Situasi ini dapat dialami orang yang baru akan memasuki pengalaman pertamanya dalam berbicara didepan
banyak orang, bahkan mungkin orang-orang yang terkenal sebagai pembicara-pembicara
yang baik.
·
Pengalaman
masa lalu yang membuat seseorang menjadi trauma, dan tidak ada rasa percaya
diri lagi untuk berbicara didepan umum (didepan orang banyak).
·
Statusnya
lebih rendah, yang dimaksud dengan status lebih rendah adalah pembicara
menyampaikan kepada sipendengar yang statusnya lebih tinggi. Misalnya yang
menjadi pembicara adalah anak SMA dan sipendengar adalah Bupati yang dimaksud
dalam ialah Ketika anak SMA tersebut mendapatkan nilai yang tertinggi dari anak
yang lainnya atau ia ikut serta dalam olimpaiade antar kabupaten dan ia meraih
juara pertama, ia berhak mendapatkan beasiswa berprestasi dari Bupati, disaat
itulah ia menyatakan rasa terimakasihnya terhadap Bupati dan memberikan kata
sambutan didepan orang banyak yang lebih tinggi statusnya dari si anak tersebut.
·
Takut
jika ada kata-kata yang salah saat berbicara didepan banyak orang,dan kita
takut akan dipermalukan dan ditertawakan oleh orang-orang banyak, atas
kesalahan kata yang kita perbuat. Padahal itu belum tentu terjadi, hanya karena
rasa takut kita yang berlebihan.
·
Seketika
kita sering kehilangan gagasan dan kita sudah bingung untuk merangakai
kata-kata yang ingin kita bicarakan.
Pengalaman masa lalu individu dapat menjadi
sumber kecemasan sewaktu berbicara di muka umum.
Adler dan Rodman (1991) menyebutkan dua
faktor penyebab kecemasan berbicara di muka umum, yaitu
pengalaman negatif di masa lalu dan pikiran tidak rasional.
a. Pengalaman
negatif masa lalu pada saat berbicara di muka umum dapat memunculkan kecemasan
kembali, jika individu harus melakukan hal yang sama di kemudian hari.
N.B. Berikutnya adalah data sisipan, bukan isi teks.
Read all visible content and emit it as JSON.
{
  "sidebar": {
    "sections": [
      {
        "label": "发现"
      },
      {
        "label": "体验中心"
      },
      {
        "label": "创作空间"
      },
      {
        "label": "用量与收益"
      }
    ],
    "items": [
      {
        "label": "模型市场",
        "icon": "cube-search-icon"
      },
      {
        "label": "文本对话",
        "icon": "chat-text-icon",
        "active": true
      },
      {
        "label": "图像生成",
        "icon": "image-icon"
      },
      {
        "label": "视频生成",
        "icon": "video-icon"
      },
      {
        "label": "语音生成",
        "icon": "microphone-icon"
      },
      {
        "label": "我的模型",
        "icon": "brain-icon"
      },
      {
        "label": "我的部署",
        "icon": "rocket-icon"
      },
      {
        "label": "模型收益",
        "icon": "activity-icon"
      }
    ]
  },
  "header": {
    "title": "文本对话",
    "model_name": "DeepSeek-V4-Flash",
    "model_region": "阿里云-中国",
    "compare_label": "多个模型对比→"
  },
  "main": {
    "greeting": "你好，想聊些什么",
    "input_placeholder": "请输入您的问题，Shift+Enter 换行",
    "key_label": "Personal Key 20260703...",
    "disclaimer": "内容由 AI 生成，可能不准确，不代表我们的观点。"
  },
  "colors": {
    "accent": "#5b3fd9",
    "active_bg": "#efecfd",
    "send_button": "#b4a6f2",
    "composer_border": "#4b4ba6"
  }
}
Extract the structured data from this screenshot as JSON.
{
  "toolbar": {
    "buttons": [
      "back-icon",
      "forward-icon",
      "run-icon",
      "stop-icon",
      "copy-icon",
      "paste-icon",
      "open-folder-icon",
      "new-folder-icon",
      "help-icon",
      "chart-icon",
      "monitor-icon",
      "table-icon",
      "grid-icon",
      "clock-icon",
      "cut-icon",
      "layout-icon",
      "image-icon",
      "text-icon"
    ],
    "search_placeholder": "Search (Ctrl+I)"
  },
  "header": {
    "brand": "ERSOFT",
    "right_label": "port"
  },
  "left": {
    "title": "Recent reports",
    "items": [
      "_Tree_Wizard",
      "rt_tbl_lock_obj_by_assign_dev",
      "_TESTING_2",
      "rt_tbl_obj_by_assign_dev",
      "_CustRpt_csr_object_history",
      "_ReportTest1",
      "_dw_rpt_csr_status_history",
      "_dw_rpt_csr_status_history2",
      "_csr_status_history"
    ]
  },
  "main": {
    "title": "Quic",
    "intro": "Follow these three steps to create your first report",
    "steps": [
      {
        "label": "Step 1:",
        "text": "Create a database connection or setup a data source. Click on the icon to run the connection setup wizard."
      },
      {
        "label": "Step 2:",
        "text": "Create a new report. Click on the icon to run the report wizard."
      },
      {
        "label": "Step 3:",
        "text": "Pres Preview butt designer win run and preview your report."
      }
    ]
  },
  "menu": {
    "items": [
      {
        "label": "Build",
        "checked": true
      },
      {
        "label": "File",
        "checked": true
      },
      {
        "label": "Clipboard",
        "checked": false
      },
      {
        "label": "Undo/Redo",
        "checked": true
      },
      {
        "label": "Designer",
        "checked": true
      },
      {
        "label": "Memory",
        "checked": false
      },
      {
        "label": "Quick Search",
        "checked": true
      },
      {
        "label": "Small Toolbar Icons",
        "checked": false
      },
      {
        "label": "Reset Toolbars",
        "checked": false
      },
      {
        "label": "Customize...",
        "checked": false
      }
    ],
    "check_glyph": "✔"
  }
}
Misal, sering diejek jika berbicara di muka kelas oleh guru dan
teman-temannya merupakan pengalaman yang dapat menjadikan kecemasan berbicara
di muka umum
b. Pikiran
tidak rasional. Kecemasan berbicara
di muka umum muncul bukan karena peristiwa
tersebut yang menjadikan cemas, melainkan kepercayaan dan keyakinan diri yang
menjadi sumber kecemasan. Ellis (dalam Adler dan Rodman, 1991) mengidentifikasi
pikiran tidak rasional sebagai buah pikiran yang keliru, yaitu kegagalan
katastropik, kesempurnaan, persetujuan dan generalisasi tidak tepat. 1)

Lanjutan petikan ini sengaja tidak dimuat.